Boys State certainly feels relevant in 2020, being one of the most heated election years in American history. Yet, this documentary might be even more fascinating to watch a couple of decades from now. Numerous students who participated in Boys State, as well as Girls State, went on to have high-ranking government positions. New Jersey Senator Cory Booker, former Vice President Dick Cheney, and former President Bill Clinton are just a few examples. Even many alumni who branched off from politics have had fascinating careers, such as Bruce Springsteen, James Gandolfini, and Roger Ebert. Time will only tell if one of the young men in this film becomes commander in chief. In any case, we may see these boys in Washington sooner than later.
Directed by Jesse Moss and Amanda McBaine, Boys State follows a thousand Texan teenagers who have been tasked with establishing a mock government. Some of these 17-year-olds exemplify progressive qualities that could evolve their respective parties, as well as the country as a whole. Others appear rooted in dated mindsets, destined to repeat the same mistakes as other politicians. For every boy who wants to be the next Barack Obama, there’s another who wants to be the next Donald Trump. While not every boy has the skills to lead, most of them have the determination to get voters on their side. In the backhanded world of politics, that’s all that really matters.
While it’s not hard to deduce which boys are republicans and which are democrats, this program operates with two fictional political parties: Federalists and Nationalists. The boys run for various positions, although Governor is the competitive race. If I had a vote in this election, it would be for Steven Garza, the son of Mexican immigrants who looks up to Bernie Sanders and Napoleon Bonaparte. Quiet, awkward, and reserved, Garza is an unlikely politician on the surface. Watching him speak before an audience, however, we can tell that Garza will always be upfront and stand by his morals. Unfortunately, part of being a politician is putting on a show and telling voters what they want to hear. As Garza’s opponent, Robert MacDougall, puts it, “sometimes you can’t win with what you believe in your heart.”
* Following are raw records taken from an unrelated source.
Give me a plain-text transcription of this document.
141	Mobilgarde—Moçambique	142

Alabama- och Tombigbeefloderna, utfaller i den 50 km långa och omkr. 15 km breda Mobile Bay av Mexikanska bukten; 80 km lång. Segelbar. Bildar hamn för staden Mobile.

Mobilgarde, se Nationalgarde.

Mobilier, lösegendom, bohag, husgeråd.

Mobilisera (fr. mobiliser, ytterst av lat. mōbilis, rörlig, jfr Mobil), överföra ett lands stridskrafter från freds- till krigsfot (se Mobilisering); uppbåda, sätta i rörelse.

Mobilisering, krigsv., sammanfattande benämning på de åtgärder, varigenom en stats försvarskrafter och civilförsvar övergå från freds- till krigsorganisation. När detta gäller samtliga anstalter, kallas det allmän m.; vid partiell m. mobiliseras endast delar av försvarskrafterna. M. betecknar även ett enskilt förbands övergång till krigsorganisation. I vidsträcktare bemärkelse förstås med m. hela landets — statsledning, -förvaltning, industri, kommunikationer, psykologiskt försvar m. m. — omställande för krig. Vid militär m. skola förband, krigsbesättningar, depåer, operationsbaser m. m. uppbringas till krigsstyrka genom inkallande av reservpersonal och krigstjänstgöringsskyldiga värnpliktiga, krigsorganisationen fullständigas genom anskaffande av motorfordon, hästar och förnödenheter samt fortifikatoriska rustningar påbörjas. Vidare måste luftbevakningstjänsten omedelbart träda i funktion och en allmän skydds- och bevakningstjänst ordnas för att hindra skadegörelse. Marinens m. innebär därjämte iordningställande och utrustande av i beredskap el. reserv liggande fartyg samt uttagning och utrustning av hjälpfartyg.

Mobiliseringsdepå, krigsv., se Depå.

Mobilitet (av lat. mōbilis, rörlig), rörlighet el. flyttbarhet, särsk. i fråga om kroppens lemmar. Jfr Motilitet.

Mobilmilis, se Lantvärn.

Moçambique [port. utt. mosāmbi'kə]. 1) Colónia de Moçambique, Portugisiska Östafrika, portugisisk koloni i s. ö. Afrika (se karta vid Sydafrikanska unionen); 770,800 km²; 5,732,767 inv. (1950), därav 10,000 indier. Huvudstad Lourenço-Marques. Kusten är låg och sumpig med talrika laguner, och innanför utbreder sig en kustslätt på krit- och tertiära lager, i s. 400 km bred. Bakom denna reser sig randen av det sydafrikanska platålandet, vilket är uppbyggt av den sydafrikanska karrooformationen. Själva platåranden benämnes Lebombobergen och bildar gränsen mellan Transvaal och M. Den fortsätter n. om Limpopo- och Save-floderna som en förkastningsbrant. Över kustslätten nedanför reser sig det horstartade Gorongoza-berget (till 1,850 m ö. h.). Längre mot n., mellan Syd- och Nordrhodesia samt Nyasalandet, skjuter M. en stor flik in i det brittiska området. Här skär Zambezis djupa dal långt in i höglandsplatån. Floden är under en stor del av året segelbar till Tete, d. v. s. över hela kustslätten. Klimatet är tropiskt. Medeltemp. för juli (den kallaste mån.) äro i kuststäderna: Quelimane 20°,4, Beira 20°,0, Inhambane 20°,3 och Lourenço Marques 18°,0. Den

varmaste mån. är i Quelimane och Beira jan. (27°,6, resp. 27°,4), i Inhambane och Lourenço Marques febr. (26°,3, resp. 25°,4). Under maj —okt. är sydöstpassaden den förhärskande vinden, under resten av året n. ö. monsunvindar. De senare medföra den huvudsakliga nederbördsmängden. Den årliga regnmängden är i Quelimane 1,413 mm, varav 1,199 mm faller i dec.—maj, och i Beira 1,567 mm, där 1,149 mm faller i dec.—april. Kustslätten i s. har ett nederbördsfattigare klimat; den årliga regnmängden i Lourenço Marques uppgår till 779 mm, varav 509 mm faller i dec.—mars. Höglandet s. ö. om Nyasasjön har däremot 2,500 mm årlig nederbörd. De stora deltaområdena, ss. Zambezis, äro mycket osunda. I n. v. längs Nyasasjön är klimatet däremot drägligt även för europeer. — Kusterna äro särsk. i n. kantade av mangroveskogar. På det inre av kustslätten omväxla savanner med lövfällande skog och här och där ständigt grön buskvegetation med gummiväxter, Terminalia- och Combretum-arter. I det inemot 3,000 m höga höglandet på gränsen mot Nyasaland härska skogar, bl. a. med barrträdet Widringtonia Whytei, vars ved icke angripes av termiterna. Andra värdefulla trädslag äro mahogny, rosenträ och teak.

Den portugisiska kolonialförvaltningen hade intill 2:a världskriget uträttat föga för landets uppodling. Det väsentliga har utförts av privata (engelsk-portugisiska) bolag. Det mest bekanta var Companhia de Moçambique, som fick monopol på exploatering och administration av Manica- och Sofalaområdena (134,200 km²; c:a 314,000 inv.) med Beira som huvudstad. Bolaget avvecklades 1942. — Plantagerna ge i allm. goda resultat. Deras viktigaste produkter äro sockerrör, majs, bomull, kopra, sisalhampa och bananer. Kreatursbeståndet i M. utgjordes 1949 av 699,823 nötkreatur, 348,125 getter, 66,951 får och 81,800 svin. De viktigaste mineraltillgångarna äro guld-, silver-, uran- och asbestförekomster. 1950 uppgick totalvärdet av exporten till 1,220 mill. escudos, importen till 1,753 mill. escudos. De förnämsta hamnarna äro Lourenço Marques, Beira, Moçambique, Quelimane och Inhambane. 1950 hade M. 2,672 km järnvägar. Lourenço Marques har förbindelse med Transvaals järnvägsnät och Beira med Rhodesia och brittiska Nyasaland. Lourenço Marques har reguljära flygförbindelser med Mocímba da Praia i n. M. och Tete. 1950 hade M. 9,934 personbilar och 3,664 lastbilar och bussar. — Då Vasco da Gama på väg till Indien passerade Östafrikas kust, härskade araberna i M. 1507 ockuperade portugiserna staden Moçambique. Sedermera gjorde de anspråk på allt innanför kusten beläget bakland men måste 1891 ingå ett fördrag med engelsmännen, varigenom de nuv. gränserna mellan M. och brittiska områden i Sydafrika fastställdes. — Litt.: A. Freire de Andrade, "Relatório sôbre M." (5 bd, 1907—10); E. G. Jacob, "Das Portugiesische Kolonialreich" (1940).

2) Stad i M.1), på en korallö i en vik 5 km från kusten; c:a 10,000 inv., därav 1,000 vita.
For a film that takes place over just one week, we get to know all the central boys on a personal level. Abiding by the motto “go big or go home,” MacDougall knows how to work a room, even if you don’t agree with his politics. Every politician needs a strong narrative and Ben Feinstein certainly has one, being a double-amputee who had his dreams of joining the military dashed. So, Feinstein instead pursues a career in the FBI or CIA. Of all the boys, René Otero is perhaps the most passionate speaker. Nevertheless, Otero is seen as an outsider, being African American and from Chicago. This makes him susceptible to a campaign full of mudslinging and cheap shots, but René maintains the high ground throughout.
Boys State is a compelling exploration of adolescence, politics, and everything in between. The film will leave its audience wanting to learn more about this program. That said, this subject shouldn’t be limited to one film. As mentioned before, it’d be interesting if this documentary crew caught up with the boys several years from now. Until then, a documentary centered on Girls State would also provide an engaging perspective. With COVID-19 drastically shaking up the political septum, there are a lot of young voices that deserve to be heard.
Boys State debuts Friday, August 14 on Apple TV+.